Local mobile phone service providers should not share their network infrastructure as this discourages competition, the GSM Association has advised.
In a report dubbed GSMA Wholesale Open Access Network, the association argues the implementation of a single wholesale network is a recipe for slow progress on network coverage.
“We have found that network competition produces faster and more extensive network coverage, and the examples highlighted in the report indicate little evidence that a SWN/WOAN is likely to achieve this,” GSMA chief regulatory officer John Giusti said. He added that a move to wholesale networks will harm consumers since history has demonstrated that network monopolies normally result in high prices and lower investment in infrastructure.
The findings come on the back of a back and forth effort to open network infrastructure sharing in the country due to a complicated negotiation process with a number of stakeholders including the Communications Authority of Kenya.
The regulator, through its director general Francis Wangusi, has been pushing for the implementation of the agenda since March last year to offer small operators access to the limited resources at lower prices.
According to initial plans, the government would provide a spectrum and private companies would roll out and operate the wholesale network.

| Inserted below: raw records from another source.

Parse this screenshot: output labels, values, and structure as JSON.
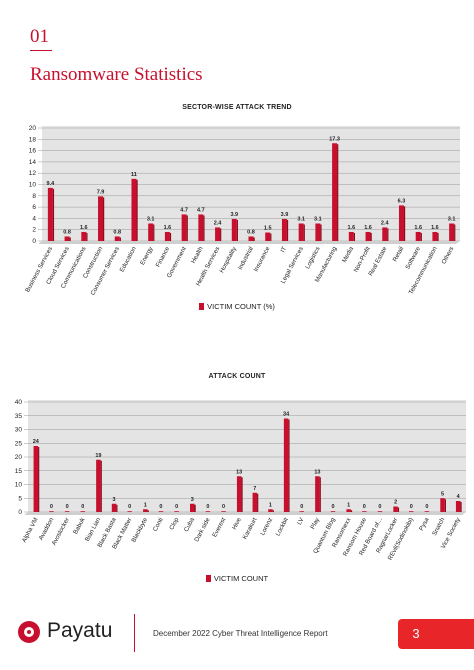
{
  "header": {
    "section_number": "01",
    "title": "Ransomware Statistics"
  },
  "chart_data": [
    {
      "type": "bar",
      "title": "SECTOR-WISE ATTACK TREND",
      "ylim": [
        0,
        20
      ],
      "yticks": [
        0,
        2,
        4,
        6,
        8,
        10,
        12,
        14,
        16,
        18,
        20
      ],
      "legend": "VICTIM COUNT (%)",
      "legend_position": "bottom-center",
      "grid": true,
      "categories": [
        "Business Services",
        "Cloud Services",
        "Communications",
        "Construction",
        "Consumer Services",
        "Education",
        "Energy",
        "Finance",
        "Government",
        "Health",
        "Health Services",
        "Hospitality",
        "Industrial",
        "Insurance",
        "IT",
        "Legal Services",
        "Logistics",
        "Manufacturing",
        "Media",
        "Non-Profit",
        "Real Estate",
        "Retail",
        "Software",
        "Telecommunication",
        "Others"
      ],
      "series": [
        {
          "name": "VICTIM COUNT (%)",
          "values": [
            9.4,
            0.8,
            1.6,
            7.9,
            0.8,
            11,
            3.1,
            1.6,
            4.7,
            4.7,
            2.4,
            3.9,
            0.8,
            1.5,
            3.9,
            3.1,
            3.1,
            17.3,
            1.6,
            1.6,
            2.4,
            6.3,
            1.6,
            1.6,
            3.1
          ]
        }
      ],
      "data_labels": [
        "9.4",
        "0.8",
        "1.6",
        "7.9",
        "0.8",
        "11",
        "3.1",
        "1.6",
        "4.7",
        "4.7",
        "2.4",
        "3.9",
        "0.8",
        "1.5",
        "3.9",
        "3.1",
        "3.1",
        "17.3",
        "1.6",
        "1.6",
        "2.4",
        "6.3",
        "1.6",
        "1.6",
        "3.1"
      ],
      "colors": {
        "bar": "#c8102e",
        "wall": "#e4e4e4",
        "grid": "#9a9a9a"
      }
    },
    {
      "type": "bar",
      "title": "ATTACK COUNT",
      "ylim": [
        0,
        40
      ],
      "yticks": [
        0,
        5,
        10,
        15,
        20,
        25,
        30,
        35,
        40
      ],
      "legend": "VICTIM COUNT",
      "legend_position": "bottom-center",
      "grid": true,
      "categories": [
        "Alpha VM",
        "Avaddon",
        "Avoslocker",
        "Babuk",
        "Bian Lian",
        "Black Basta",
        "Black Matter",
        "Blackbyte",
        "Conti",
        "Clop",
        "Cuba",
        "Dark side",
        "Everest",
        "Hive",
        "Karakurt",
        "Lorenz",
        "Lockbit",
        "LV",
        "Play",
        "Quantum Blog",
        "Ransomexx",
        "Ransom House",
        "Red Board of...",
        "RagnarLocker",
        "REvil(Sodinokibi)",
        "Pysa",
        "Snatch",
        "Vice Society"
      ],
      "series": [
        {
          "name": "VICTIM COUNT",
          "values": [
            24,
            0,
            0,
            0,
            19,
            3,
            0,
            1,
            0,
            0,
            3,
            0,
            0,
            13,
            7,
            1,
            34,
            0,
            13,
            0,
            1,
            0,
            0,
            2,
            0,
            0,
            5,
            4
          ]
        }
      ],
      "data_labels": [
        "24",
        "0",
        "0",
        "0",
        "19",
        "3",
        "0",
        "1",
        "0",
        "0",
        "3",
        "0",
        "0",
        "13",
        "7",
        "1",
        "34",
        "0",
        "13",
        "0",
        "1",
        "0",
        "0",
        "2",
        "0",
        "0",
        "5",
        "4"
      ],
      "colors": {
        "bar": "#c8102e",
        "wall": "#e4e4e4",
        "grid": "#9a9a9a"
      }
    }
  ],
  "footer": {
    "brand": "Payatu",
    "report": "December 2022 Cyber Threat Intelligence Report",
    "page": "3"
  }
}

The regulator had suggested that an LTE consortium should cover 98 percent of the population. “Some supporters claim that these networks will deliver greater coverage than market competition can. However, those making this claim often gloss over the fact that in order to be built, the SWN or WOAN require significant public subsidies and other forms of support which are typically not available to competing network operators,” the report states.
According to this report, only Rwanda, out of the five countries that originally considered implementing network infrastructure sharing, has rolled out a network. The five countries include Kenya, Russia, Rwanda, Mexico and South Africa.
The association has instead urged the government to support the ability of mobile operators to enter into infrastructure sharing agreements on a voluntary basis.
This includes application of market-friendly spectrum assignment methods to maximise coverage using appropriate spectrum license conditions that will extend mobile services to less connected areas.
As per the study, Rwanda, despite implementing the plan, is still unlikely to achieve coverage, price and competition goals. As of July 2016, the country’s LTE-based network was available in 25 out of 30 districts with population coverage estimated at around 30 percent which is way below the original coverage target of 95 percent to be achieved by the end of 2017.
In Russia, the initiative failed completely since carriers were not able to reach an agreement and went their own way on LTE, after reportedly insisting on choosing their own vendors. This is despite the country’s telco Scartel being allocated 40 MHz of spectrum in the 2.6 GHz band and given the first license to offer LTE services.
South Africa has renewed it’s plans to go further than other countries have dared by using all spectrum bands. However if the plan fail, the country’s economy will be negatively impacted, according to the report.
Mexico’s plan to implement the agenda has oftenly been delayed since 2014. Last year, the Altán consortium won a bid from the government to build the Wholesale LTE network.